Las contradicciones en mercados son evidentes: máximos bursátiles con guerra potencial, semiconductores subiendo mientras sube el petróleo, y refugios tradicionales cayendo simultáneamente. El consenso revisa el crecimiento a la baja pero las previsiones de beneficios empresariales suben, creando desconexión entre macro y expectativas de ganancias corporativas.

  • La Bolsa mundial subió un 16% en los primeros meses de 2026
  • Previsiones de ganancias corporativas saltaron de 14% a 26% de crecimiento para 2026
  • Crecimiento esperado: Europa por debajo del 1%, Estados Unidos y España por encima del 2%
  • Las contradicciones actuales recuerdan a las previas a la crisis de 2008

Los mercados financieros envían señales contradictorias similares a las previas a 2008, con máximos bursátiles conviviendo con riesgos de recesión. Los gestores deben seleccionar sectores y activos con cuidado para navegar la incertidumbre.

Julio llega con la misma pregunta que nos persigue desde enero: ¿está la próxima gran caída del mercado ocurriendo ahora mismo, invisible ante nuestros ojos? Los analistas más respetados del mundo, como John Authers, ven en estos meses algo inquietantemente familiar: las mismas contradicciones que precedieron al colapso de 2008.

En aquellos primeros meses de 2008, mientras los cimientos del sistema financiero se agrietaban, los bancos se desplomaban en Bolsa porque era evidente que algo se pudría en la economía estadounidense. Al mismo tiempo, el petróleo subía porque se esperaba que la demanda mundial creciera. Hoy las contradicciones tienen otra forma, pero son igual de visibles. ¿Cómo pueden alcanzar máximos históricos las Bolsas mientras una guerra amenaza con provocar una recesión mundial? De esa pregunta central brotan otras: ¿tiene sentido que suban los semiconductores cuando sube el petróleo por conflicto? Lo primero requiere una economía robusta; lo segundo la destruye. ¿Por qué cae bitcoin, un activo de riesgo, mientras suben las acciones, otro activo de riesgo? ¿Por qué se desploman simultáneamente el oro y los bonos, dos refugios tradicionales en tiempos de incertidumbre? La lista se alarga.
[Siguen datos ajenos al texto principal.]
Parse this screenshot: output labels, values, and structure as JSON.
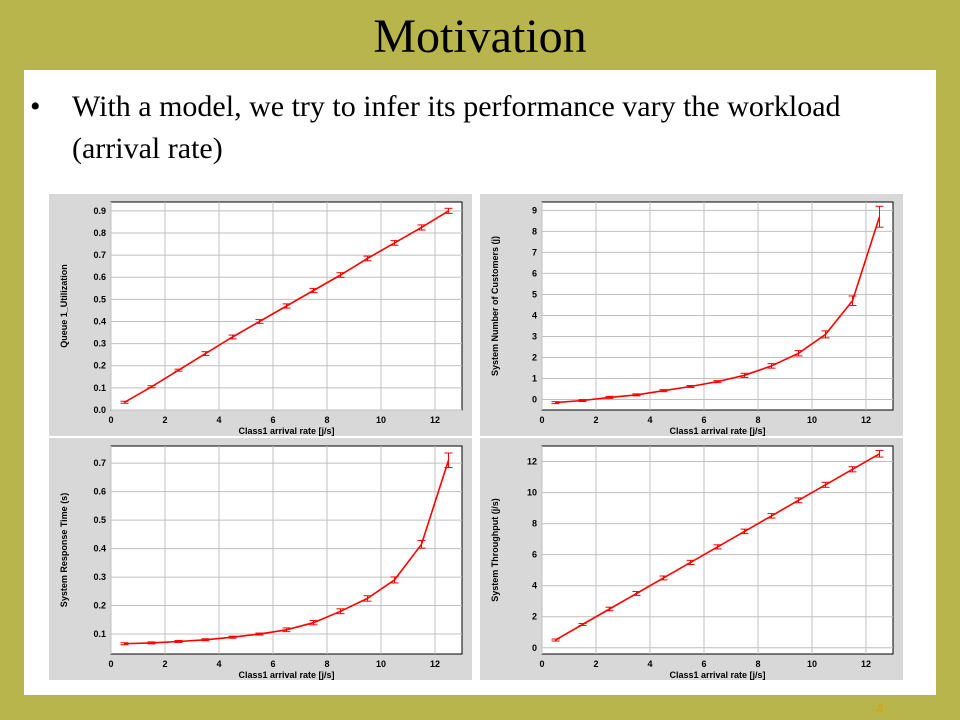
{
  "slide": {
    "title": "Motivation",
    "bullet": "•",
    "bullet_text": "With a model, we try to infer its performance vary the workload (arrival rate)",
    "page_number": "4"
  },
  "colors": {
    "background": "#b8b54c",
    "content": "#ffffff",
    "panel": "#d8d8d8",
    "series": "#ff0000",
    "grid": "#c0c0c0"
  },
  "chart_data": [
    {
      "type": "line",
      "xlabel": "Class1 arrival rate [j/s]",
      "ylabel": "Queue 1_Utilization",
      "xlim": [
        0,
        13
      ],
      "ylim": [
        0,
        0.94
      ],
      "xticks": [
        0,
        2,
        4,
        6,
        8,
        10,
        12
      ],
      "xtick_labels": [
        "0",
        "2",
        "4",
        "6",
        "8",
        "10",
        "12"
      ],
      "yticks": [
        0,
        0.1,
        0.2,
        0.3,
        0.4,
        0.5,
        0.6,
        0.7,
        0.8,
        0.9
      ],
      "ytick_labels": [
        "0.0",
        "0.1",
        "0.2",
        "0.3",
        "0.4",
        "0.5",
        "0.6",
        "0.7",
        "0.8",
        "0.9"
      ],
      "grid": true,
      "series": [
        {
          "x": [
            0.5,
            1.5,
            2.5,
            3.5,
            4.5,
            5.5,
            6.5,
            7.5,
            8.5,
            9.5,
            10.5,
            11.5,
            12.5
          ],
          "y": [
            0.035,
            0.105,
            0.18,
            0.255,
            0.33,
            0.4,
            0.47,
            0.54,
            0.61,
            0.685,
            0.755,
            0.825,
            0.9
          ],
          "err": [
            0,
            0,
            0,
            0.004,
            0.004,
            0.004,
            0.005,
            0.005,
            0.006,
            0.006,
            0.006,
            0.007,
            0.007
          ]
        }
      ]
    },
    {
      "type": "line",
      "xlabel": "Class1 arrival rate [j/s]",
      "ylabel": "System Number of Customers (j)",
      "xlim": [
        0,
        13
      ],
      "ylim": [
        -0.5,
        9.4
      ],
      "xticks": [
        0,
        2,
        4,
        6,
        8,
        10,
        12
      ],
      "xtick_labels": [
        "0",
        "2",
        "4",
        "6",
        "8",
        "10",
        "12"
      ],
      "yticks": [
        0,
        1,
        2,
        3,
        4,
        5,
        6,
        7,
        8,
        9
      ],
      "ytick_labels": [
        "0",
        "1",
        "2",
        "3",
        "4",
        "5",
        "6",
        "7",
        "8",
        "9"
      ],
      "grid": true,
      "series": [
        {
          "x": [
            0.5,
            1.5,
            2.5,
            3.5,
            4.5,
            5.5,
            6.5,
            7.5,
            8.5,
            9.5,
            10.5,
            11.5,
            12.5
          ],
          "y": [
            -0.15,
            -0.05,
            0.1,
            0.22,
            0.42,
            0.62,
            0.85,
            1.15,
            1.6,
            2.2,
            3.1,
            4.7,
            8.7
          ],
          "err": [
            0,
            0,
            0,
            0,
            0,
            0,
            0,
            0.05,
            0.06,
            0.08,
            0.12,
            0.18,
            0.45
          ]
        }
      ]
    },
    {
      "type": "line",
      "xlabel": "Class1 arrival rate [j/s]",
      "ylabel": "System Response Time (s)",
      "xlim": [
        0,
        13
      ],
      "ylim": [
        0.03,
        0.76
      ],
      "xticks": [
        0,
        2,
        4,
        6,
        8,
        10,
        12
      ],
      "xtick_labels": [
        "0",
        "2",
        "4",
        "6",
        "8",
        "10",
        "12"
      ],
      "yticks": [
        0.1,
        0.2,
        0.3,
        0.4,
        0.5,
        0.6,
        0.7
      ],
      "ytick_labels": [
        "0.1",
        "0.2",
        "0.3",
        "0.4",
        "0.5",
        "0.6",
        "0.7"
      ],
      "grid": true,
      "series": [
        {
          "x": [
            0.5,
            1.5,
            2.5,
            3.5,
            4.5,
            5.5,
            6.5,
            7.5,
            8.5,
            9.5,
            10.5,
            11.5,
            12.5
          ],
          "y": [
            0.066,
            0.069,
            0.074,
            0.08,
            0.089,
            0.1,
            0.115,
            0.14,
            0.18,
            0.225,
            0.29,
            0.415,
            0.71
          ],
          "err": [
            0,
            0,
            0,
            0,
            0,
            0,
            0.003,
            0.004,
            0.005,
            0.006,
            0.007,
            0.01,
            0.022
          ]
        }
      ]
    },
    {
      "type": "line",
      "xlabel": "Class1 arrival rate [j/s]",
      "ylabel": "System Throughput (j/s)",
      "xlim": [
        0,
        13
      ],
      "ylim": [
        -0.4,
        13
      ],
      "xticks": [
        0,
        2,
        4,
        6,
        8,
        10,
        12
      ],
      "xtick_labels": [
        "0",
        "2",
        "4",
        "6",
        "8",
        "10",
        "12"
      ],
      "yticks": [
        0,
        2,
        4,
        6,
        8,
        10,
        12
      ],
      "ytick_labels": [
        "0",
        "2",
        "4",
        "6",
        "8",
        "10",
        "12"
      ],
      "grid": true,
      "series": [
        {
          "x": [
            0.5,
            1.5,
            2.5,
            3.5,
            4.5,
            5.5,
            6.5,
            7.5,
            8.5,
            9.5,
            10.5,
            11.5,
            12.5
          ],
          "y": [
            0.5,
            1.5,
            2.5,
            3.5,
            4.5,
            5.5,
            6.5,
            7.5,
            8.5,
            9.5,
            10.5,
            11.5,
            12.5
          ],
          "err": [
            0,
            0,
            0.05,
            0.06,
            0.06,
            0.07,
            0.07,
            0.08,
            0.08,
            0.09,
            0.1,
            0.1,
            0.15
          ]
        }
      ]
    }
  ]
}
Lo más perturbador es que el mercado puede creer en dos cosas contradictorias durante meses enteros sin que nada explote.

Esta tensión sin resolver tienta a muchos gestores a meter el dinero en un cajón hasta que el horizonte se aclare. Es lo que hacen muchos inversores minoristas. Pero los gestores profesionales saben que esa estrategia falla cuatro de cada cinco veces. Quien la adoptó a principios de año ha tenido que sostener conversaciones incómodas explicando por qué el patrimonio de sus clientes no creció al mismo ritmo que la Bolsa mundial, que subió un 16%.

Para navegar la segunda mitad del año, el primer paso es construir una visión macroeconómica clara. El consenso espera un contexto ligeramente peor que hace meses. Habrá más inflación, pero los bancos centrales endurecieron su postura, lo que significa tipos más altos y costes mayores. Con eso, el crecimiento se revisa a la baja: Europa por debajo del 1%, Estados Unidos y España por encima del 2%. Correcto, pero sin entusiasmo. Lo extraño es que nadie avisó a los analistas de empresas sobre estos cambios. Mientras la economía se revisa a peor, las previsiones de ganancias corporativas mundiales para 2026 saltaron de un crecimiento del 14% a uno del 26%. Solo cuestionando esa cifra —revisándola al 18%, como hizo ING— y asumiendo valoraciones cautelosas, es fácil concluir que la Bolsa en general podría no tener mucho recorrido este año.

Pero que la Bolsa en general no suba no significa abandonarla. La selección de sectores es clave. Una opción es buscar aquellos con precios bajos, como energía y materiales, esperando que revierta a la media. El sector financiero es menos obvio pero intrigante. Los expertos llevan tres años diciendo que los bancos no tienen más recorrido, pero como en una película de zombis, resucitan una y otra vez. Podría ocurrir que estén reviviendo ahora, en una de esas coyunturas raras donde los tipos más altos compensan con creces el enfriamiento del crédito. Esta situación no está completamente descontada y podría generar ganancias inesperadas.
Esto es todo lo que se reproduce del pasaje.